Vacina da BCG é usada há décadas
O tratamento do câncer de bexiga não invasivo é muito diferente dos procedimentos realizados quando a doença alcança o tecido muscular. Há quase 40 anos, os desenhos de tratamento para esse estágio inicial foram revolucionados e encontraram a terapia padrão usada até hoje. A resposta estava na imunoterapia com o já conhecido Bacilo de Calmette-Guerin , o BCG. Em meados do século 20, experiências com animais sugeriram um efeito anticancerígeno potencial da vacina contra tuberculose, e o interesse da oncologia clínica pela substância foi desencadeado em 1969 com relatórios positivos de atividade no combate à leucemia e ao melanoma.

Como na época as opções para tratamento contra o câncer eram poucas, ensaios com a vacina prosperaram para uma variedade de tipos de câncer em 1970. Porém, assim como quanto aos outros tratamentos, os especialista começam a indagar se não era possível dar um passo além. Com o tempo, terapias mais eficazes foram identificadas e o uso da BCG como tratamento para câncer cessou em todos os outros tipos de tumores, com exceção dos na bexiga, que se mantêm de um modo muito semelhante à abordagem inicial.

“Poucas terapias no campo da oncologia se mostraram tão bem contra o teste do tempo ou beneficiando tantos pacientes. Porém, nos dias atuais, reconhecendo as limitações da BCG e os avanços dramáticos na terapia oncológica desde 1970, estamos prontos para vislumbrar novas terapias em 2014 para novamente transformar o tratamento do câncer de bexiga?”, questiona Thomas W. Flaig, professor da Escola de Medicina da Universidade do Colorado, também presente no Encontro Anual da Sociedade Americana de Oncologia Clínica, realizado no início deste mês, em São Francisco (EUA).

Para Flaig, os pesquisadores de hoje devem se inspirar na coragem dos investigadores que propuseram o uso da BCG contra o câncer de bexiga. “Nos próximos anos, temos de reexaminar abordagens inovadoras para o tratamento dessa doença. Entre as muitas abordagens da última década, as mais promissoras devem ser identificadas e apoiadas com estudos definitivos de fase III”, defende.
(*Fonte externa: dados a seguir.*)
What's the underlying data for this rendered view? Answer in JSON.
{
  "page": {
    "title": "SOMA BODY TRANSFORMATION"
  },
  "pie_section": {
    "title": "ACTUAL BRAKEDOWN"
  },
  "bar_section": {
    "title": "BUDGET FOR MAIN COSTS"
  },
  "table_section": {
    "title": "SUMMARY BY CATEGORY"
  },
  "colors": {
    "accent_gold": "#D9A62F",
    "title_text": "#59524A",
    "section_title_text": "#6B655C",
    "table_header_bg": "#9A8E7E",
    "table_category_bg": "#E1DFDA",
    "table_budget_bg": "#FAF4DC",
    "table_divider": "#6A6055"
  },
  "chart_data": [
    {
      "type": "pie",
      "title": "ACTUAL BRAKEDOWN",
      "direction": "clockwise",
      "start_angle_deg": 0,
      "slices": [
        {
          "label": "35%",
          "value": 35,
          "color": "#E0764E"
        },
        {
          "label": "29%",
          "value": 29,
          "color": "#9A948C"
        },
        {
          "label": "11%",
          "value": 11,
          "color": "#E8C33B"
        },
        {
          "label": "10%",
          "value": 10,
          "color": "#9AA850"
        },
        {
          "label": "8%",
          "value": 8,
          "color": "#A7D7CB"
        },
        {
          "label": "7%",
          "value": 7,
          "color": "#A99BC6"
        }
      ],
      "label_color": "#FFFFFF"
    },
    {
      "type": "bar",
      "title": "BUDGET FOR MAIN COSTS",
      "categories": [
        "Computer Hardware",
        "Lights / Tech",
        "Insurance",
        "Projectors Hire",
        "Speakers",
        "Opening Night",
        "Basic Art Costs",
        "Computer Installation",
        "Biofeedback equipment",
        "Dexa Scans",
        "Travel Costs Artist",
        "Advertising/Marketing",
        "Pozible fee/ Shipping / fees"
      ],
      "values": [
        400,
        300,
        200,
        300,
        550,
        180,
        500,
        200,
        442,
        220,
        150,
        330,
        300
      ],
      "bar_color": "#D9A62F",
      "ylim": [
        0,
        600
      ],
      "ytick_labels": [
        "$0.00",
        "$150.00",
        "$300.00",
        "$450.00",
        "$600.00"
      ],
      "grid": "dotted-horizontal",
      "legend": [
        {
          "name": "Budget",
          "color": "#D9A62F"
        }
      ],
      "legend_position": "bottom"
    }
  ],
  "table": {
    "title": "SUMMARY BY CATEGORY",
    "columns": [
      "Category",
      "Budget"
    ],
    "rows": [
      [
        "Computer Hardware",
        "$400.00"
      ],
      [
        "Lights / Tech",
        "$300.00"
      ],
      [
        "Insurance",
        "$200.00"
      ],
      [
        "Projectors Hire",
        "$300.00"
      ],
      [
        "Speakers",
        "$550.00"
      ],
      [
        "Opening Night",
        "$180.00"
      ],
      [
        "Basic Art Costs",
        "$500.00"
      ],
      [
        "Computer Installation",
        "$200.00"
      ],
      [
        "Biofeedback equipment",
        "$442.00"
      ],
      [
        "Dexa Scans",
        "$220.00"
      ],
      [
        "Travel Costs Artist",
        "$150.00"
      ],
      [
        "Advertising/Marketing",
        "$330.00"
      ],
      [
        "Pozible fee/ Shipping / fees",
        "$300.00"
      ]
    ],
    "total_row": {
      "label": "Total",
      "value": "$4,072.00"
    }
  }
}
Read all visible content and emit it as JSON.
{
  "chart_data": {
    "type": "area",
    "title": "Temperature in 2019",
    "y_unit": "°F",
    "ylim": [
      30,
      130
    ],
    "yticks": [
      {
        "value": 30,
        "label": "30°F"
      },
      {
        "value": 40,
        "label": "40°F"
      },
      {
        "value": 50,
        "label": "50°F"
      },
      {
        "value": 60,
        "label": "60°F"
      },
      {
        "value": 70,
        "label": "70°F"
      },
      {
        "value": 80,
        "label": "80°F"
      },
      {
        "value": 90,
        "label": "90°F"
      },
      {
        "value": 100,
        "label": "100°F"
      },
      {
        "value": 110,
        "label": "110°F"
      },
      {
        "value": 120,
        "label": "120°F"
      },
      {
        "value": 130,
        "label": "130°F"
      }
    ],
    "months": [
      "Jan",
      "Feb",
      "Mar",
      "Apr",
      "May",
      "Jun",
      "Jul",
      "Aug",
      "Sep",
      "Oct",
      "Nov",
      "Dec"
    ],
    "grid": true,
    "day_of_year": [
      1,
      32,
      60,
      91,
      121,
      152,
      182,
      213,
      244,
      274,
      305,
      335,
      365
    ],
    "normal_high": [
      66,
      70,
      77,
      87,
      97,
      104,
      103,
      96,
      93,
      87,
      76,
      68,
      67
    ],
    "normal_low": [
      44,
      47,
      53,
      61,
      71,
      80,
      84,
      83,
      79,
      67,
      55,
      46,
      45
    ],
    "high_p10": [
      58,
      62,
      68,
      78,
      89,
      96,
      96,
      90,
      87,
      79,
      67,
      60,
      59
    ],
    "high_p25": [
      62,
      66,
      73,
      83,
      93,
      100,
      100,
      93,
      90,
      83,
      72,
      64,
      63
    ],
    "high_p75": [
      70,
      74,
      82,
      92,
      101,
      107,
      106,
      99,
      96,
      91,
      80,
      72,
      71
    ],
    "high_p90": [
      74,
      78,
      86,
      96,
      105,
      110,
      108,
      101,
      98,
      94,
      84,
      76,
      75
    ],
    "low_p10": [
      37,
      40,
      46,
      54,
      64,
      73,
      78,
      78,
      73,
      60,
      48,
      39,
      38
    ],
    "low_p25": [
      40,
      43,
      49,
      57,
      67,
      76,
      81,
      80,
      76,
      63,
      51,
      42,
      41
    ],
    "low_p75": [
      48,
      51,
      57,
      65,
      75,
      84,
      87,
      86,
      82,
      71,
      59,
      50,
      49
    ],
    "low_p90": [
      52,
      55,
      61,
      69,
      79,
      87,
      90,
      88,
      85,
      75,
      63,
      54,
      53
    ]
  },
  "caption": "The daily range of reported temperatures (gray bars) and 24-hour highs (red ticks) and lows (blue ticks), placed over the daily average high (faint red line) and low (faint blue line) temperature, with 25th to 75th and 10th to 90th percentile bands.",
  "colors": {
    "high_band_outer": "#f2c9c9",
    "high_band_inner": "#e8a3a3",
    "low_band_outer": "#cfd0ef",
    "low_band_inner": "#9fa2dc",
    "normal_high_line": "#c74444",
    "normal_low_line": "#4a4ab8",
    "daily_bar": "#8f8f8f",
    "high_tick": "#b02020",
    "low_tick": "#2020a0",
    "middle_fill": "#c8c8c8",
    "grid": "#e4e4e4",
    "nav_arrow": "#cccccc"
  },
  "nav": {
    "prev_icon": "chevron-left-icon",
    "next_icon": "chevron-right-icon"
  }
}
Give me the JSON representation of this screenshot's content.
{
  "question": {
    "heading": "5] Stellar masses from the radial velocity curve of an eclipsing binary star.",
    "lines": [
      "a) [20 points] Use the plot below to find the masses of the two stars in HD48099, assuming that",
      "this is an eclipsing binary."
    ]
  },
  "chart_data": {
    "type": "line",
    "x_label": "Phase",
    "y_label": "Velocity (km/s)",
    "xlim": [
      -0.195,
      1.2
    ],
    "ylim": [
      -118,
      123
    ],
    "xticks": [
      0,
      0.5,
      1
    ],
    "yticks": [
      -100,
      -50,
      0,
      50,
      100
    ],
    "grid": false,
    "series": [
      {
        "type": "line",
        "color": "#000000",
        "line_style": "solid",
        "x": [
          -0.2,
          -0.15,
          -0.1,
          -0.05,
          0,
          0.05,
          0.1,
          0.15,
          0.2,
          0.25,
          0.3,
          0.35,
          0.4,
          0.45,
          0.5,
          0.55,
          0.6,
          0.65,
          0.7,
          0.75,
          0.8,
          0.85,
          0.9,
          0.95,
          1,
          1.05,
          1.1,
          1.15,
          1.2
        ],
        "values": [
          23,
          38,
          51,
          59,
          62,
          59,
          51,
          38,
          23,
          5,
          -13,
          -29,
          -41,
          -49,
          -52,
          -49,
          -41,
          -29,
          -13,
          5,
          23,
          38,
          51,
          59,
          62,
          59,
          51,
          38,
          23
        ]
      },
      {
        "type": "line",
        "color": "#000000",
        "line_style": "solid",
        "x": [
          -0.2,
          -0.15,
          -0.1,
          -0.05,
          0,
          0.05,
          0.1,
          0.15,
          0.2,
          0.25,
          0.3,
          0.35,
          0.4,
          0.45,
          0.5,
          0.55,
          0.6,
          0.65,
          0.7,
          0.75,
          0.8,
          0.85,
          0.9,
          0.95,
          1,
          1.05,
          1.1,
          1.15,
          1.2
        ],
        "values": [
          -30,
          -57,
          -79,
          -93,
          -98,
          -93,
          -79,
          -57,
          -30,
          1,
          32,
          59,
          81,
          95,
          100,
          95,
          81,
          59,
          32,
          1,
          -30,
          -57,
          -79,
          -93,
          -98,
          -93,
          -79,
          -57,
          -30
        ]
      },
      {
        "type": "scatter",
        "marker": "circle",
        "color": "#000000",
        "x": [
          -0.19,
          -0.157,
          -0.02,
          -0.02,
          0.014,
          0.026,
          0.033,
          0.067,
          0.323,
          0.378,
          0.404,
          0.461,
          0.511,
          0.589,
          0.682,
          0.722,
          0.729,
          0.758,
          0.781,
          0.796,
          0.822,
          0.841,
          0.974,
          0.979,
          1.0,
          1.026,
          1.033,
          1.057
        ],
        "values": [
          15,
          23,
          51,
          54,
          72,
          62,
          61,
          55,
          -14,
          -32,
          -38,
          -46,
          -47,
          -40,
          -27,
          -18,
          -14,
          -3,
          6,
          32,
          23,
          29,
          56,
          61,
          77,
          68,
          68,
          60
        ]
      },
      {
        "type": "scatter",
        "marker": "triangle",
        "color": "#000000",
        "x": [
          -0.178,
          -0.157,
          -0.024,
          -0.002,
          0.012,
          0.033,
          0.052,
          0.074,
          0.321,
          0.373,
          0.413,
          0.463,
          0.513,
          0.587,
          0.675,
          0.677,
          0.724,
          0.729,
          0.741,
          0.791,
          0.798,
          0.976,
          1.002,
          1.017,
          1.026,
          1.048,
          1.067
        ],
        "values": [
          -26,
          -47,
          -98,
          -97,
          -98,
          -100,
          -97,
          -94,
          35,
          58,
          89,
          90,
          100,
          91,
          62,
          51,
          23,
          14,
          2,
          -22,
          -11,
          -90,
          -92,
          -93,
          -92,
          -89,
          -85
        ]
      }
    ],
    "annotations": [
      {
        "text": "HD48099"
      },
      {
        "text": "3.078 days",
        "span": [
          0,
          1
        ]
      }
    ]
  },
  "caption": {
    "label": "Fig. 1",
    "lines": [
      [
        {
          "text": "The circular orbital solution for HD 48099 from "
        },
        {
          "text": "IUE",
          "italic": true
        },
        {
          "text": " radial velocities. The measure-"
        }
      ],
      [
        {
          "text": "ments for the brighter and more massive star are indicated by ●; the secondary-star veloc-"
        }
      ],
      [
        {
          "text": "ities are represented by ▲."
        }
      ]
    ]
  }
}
O urologista do Instituto Nacional de Câncer José Alencar Gomes da Silva (Inca) Antonio Augusto Ornellas explica que, no Brasil, o tratamento com BCG é muito usado para doenças com reincidência alta e certos tipos de tumor. Ele alerta que o principal fator de risco para o desenvolvimento do câncer da bexiga é o tabagismo. Ornellas detalha que os elementos carcinógenos absorvidos pelo organismo tendem a ser eliminados pelo órgão urinário, especialmente aqueles obtidos por meio do cigarro, mas também agem no local.

“A pessoa fuma, o carcinógeno entra no corpo e uma forma de eliminar é urinar a substância nociva. Ao fazer isso, ela vai se concentrar na parede da bexiga e, com isso, conduzirá ao câncer de bexiga”, explica. Apesar de parecer rara, a doença é o quarto tipo de câncer que mais acomete os homens e o nono nas mulheres.